Mehmet Göncü
6 Ocak 2015
Kıymetli
okuyucularım, bildiğiniz gibi ilimiz Urfa, ülkemizdeki bir çok kent gibi
Büyükşehir statüsüne kavuştu.
Gerçekten
ilimiz, çok boyutlu ekonomik ve sosyal potansiyeli ile Büyükşehir olmayı hak
etmiş bir kenttir.
Sevgili
okuyucularım, bilinen bir gerçek var; o da her yeniliğin istisnasız bir
adaptasyon sürecinin olmasıdır.
İşte
Urfa bu yeni oluşumu, pozitif anlamda tüm kent sathında uygulamaya koyma uğraşı
içerisinde iken, hesapta olmayan ulvi bir sorunla karşı karşıya kaldı.
Bu
da hepinizin malumu olduğu üzere Suriye’den ülkemize ve ilimize gelen
sığınmacılar olayıdır.
Kesinlikle
söylüyorum; hiç kimse keyfi olarak ülkesini, evini barkını bırakıp başka bir
ülkeye göç edip sığınmaz.
Bu
nedenle: ilimize sığınmacı olarak
gelenleri kardeşlerimiz ve misafirlerimiz gibi karşılamamız gerekiyor.
Bu
manada kendimizi lütfen bir an onların yerine koyalım ve “Yüce ALLAH (cc) kimseyi
yerinden yurdundan etmesin” diye de dua edelim.
Aziz
okuyucularım, yeni büyük şehir olmak yukarıda da belirttiğim gibi çok faydalı
bir oluşumdur. Ancak bu oluşum bir o kadar da zaman isteyen bir iştir.
Bakınız;
İstanbul-Kocaeli (İzmit), Bursa ve İzmir gibi kentlerimiz isim konulmasa da yüz
yıllardır Büyükşehirdir.
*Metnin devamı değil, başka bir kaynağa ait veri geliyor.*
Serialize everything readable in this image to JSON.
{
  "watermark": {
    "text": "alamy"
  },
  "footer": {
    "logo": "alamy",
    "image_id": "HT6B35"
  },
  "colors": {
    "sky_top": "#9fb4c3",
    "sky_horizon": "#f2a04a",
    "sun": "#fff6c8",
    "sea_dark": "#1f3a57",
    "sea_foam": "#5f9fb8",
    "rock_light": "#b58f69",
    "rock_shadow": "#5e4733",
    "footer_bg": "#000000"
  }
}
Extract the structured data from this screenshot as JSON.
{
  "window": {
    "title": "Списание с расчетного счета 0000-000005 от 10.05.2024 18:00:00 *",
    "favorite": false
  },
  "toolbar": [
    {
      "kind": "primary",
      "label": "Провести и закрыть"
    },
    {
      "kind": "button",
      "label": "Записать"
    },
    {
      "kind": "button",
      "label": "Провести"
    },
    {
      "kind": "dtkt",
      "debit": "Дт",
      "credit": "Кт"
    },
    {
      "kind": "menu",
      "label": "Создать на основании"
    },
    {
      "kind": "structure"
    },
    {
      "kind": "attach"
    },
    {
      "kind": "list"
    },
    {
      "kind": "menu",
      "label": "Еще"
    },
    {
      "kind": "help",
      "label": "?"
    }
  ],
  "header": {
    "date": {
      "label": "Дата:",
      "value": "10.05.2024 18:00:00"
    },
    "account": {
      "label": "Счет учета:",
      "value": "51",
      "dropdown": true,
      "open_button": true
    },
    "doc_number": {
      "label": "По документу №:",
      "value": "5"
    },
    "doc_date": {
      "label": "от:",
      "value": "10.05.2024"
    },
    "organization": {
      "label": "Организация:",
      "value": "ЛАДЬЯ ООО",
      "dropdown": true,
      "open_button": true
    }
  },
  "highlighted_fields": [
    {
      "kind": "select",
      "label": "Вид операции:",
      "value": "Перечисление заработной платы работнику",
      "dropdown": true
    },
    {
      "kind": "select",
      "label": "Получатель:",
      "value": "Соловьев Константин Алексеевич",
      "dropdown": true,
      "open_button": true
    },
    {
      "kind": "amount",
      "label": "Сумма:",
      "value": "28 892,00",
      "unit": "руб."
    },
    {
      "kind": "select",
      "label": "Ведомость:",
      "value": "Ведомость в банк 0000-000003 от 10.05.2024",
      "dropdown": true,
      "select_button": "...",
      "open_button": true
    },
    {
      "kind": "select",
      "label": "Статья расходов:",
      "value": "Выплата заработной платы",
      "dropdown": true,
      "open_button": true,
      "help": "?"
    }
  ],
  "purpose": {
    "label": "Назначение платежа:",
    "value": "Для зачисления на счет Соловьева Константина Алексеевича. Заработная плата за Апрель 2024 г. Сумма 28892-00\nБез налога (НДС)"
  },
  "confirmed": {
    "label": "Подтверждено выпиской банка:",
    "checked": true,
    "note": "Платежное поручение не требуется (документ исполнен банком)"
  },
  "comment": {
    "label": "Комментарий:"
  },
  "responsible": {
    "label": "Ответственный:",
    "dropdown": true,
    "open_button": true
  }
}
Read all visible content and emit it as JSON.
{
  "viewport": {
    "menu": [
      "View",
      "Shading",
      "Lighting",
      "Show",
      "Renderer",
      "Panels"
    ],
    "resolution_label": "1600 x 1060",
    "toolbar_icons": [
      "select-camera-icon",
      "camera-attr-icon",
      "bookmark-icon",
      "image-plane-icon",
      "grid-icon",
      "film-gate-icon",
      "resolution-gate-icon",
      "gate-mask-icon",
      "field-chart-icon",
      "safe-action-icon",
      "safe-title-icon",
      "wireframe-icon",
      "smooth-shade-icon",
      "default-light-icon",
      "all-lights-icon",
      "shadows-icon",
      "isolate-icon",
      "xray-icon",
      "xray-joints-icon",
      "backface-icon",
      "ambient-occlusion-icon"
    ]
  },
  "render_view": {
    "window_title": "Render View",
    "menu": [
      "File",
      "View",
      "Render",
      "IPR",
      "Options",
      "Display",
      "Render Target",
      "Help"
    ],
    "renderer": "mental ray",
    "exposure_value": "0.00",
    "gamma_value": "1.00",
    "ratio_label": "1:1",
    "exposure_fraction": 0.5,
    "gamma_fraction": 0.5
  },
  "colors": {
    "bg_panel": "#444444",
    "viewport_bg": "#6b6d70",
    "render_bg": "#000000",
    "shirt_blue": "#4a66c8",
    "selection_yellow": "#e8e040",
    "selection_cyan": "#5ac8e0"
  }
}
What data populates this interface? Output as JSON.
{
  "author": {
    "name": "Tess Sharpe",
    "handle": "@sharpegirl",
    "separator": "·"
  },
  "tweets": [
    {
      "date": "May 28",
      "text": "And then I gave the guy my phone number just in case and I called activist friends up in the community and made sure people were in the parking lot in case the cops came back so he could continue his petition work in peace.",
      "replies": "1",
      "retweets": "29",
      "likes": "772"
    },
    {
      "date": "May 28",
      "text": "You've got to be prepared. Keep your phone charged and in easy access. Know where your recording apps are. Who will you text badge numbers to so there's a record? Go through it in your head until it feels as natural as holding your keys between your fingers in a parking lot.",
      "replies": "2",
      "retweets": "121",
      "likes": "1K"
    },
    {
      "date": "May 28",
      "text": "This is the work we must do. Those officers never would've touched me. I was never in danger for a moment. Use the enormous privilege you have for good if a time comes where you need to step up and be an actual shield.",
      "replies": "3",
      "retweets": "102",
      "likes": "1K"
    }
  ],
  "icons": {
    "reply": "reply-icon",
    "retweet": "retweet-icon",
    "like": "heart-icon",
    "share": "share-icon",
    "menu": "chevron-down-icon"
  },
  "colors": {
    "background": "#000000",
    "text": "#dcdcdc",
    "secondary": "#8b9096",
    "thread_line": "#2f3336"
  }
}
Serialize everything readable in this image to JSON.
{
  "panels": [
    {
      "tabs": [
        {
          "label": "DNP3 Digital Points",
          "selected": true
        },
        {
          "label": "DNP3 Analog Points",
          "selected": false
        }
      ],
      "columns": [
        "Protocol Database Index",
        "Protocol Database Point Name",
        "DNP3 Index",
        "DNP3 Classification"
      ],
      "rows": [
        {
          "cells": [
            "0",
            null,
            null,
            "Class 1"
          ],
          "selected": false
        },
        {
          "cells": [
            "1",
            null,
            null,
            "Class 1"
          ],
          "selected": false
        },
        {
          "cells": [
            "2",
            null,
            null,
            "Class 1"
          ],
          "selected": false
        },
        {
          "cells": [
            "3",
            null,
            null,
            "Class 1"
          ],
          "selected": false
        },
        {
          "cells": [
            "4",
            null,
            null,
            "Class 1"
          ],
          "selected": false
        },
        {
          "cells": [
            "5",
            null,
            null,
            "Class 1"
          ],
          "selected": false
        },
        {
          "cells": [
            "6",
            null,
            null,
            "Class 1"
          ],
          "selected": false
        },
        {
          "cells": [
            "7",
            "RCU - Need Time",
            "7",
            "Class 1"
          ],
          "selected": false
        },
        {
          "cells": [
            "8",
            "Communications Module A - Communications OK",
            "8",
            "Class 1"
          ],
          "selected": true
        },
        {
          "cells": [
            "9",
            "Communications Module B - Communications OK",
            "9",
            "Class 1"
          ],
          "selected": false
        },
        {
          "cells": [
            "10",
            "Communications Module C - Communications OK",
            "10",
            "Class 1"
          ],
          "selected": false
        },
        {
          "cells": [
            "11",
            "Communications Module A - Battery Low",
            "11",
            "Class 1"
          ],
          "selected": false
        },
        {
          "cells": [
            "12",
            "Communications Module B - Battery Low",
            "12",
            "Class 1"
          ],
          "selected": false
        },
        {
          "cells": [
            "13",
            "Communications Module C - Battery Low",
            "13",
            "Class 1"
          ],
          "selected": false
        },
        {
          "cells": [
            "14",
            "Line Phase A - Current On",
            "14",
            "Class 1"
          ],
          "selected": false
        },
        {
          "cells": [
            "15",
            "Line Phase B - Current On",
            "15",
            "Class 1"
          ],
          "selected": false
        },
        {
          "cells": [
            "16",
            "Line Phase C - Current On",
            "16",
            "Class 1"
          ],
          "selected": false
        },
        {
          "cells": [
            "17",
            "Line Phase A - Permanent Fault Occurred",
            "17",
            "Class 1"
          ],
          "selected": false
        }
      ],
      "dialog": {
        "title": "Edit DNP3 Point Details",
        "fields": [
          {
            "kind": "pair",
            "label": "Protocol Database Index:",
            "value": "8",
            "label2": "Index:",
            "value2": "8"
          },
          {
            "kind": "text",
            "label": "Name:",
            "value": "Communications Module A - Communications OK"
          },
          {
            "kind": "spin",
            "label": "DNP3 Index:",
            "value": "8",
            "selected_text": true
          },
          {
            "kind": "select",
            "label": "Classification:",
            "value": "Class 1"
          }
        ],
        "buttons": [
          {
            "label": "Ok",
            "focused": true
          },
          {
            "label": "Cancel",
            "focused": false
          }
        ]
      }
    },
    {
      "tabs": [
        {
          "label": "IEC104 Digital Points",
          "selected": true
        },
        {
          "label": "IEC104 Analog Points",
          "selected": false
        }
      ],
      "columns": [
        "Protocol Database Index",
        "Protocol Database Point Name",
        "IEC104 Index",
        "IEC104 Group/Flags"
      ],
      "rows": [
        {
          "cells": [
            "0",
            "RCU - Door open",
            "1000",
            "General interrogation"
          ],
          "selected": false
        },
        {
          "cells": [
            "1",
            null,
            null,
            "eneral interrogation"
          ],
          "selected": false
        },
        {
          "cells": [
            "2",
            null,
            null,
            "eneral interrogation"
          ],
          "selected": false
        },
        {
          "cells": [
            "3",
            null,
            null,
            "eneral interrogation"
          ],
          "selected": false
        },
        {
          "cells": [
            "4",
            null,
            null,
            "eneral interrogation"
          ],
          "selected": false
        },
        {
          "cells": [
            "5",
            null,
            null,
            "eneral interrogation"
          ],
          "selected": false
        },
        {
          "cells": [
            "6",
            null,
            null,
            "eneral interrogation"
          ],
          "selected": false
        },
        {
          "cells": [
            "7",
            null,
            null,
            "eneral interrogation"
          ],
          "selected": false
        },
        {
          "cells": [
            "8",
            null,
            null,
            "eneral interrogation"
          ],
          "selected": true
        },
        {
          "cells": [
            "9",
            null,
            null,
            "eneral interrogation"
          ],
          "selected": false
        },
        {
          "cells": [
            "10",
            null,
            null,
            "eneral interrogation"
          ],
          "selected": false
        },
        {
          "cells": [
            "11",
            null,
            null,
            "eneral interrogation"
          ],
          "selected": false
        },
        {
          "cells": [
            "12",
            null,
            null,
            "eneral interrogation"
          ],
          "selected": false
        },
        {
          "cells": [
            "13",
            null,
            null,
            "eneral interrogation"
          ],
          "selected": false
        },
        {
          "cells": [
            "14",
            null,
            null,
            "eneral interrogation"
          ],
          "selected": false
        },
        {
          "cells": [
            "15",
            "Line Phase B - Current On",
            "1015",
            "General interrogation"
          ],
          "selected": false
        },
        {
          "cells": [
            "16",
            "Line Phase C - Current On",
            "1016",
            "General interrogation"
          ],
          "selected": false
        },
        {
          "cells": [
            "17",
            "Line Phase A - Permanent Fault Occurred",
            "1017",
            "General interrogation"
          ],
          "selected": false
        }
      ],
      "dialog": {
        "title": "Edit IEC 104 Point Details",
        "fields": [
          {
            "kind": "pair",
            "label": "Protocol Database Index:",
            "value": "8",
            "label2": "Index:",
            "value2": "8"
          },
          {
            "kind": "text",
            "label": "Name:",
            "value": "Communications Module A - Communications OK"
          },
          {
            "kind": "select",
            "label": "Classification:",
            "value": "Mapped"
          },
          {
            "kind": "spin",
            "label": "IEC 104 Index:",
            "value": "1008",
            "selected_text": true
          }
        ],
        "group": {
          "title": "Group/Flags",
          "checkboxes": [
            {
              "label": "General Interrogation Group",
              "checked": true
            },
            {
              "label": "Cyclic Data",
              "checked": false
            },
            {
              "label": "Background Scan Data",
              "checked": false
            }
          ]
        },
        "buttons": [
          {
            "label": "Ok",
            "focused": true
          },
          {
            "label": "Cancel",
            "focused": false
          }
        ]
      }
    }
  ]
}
Ancak bu şehirlerin de hala birçok sorunu var.
Bu
nedenle yeni Büyükşehir olmuş ilimizdeki bazı sorunları çözmede bireyler olarak
geniş düşünüp sabırla hareket etmek ve de bu işte görev almış tüm atanmış ve
seçilmişlere de, kentin ve toplumun faydasına olacak her girişimlerine de
destek olmak gerektiğine inanıyorum.
Dürüst
ve şeffaf bir toplumda; lütufta geride, kahırda önde olan engin gönüllü
dostlarınızın çok olması dileğiyle kalın sağlıcakla.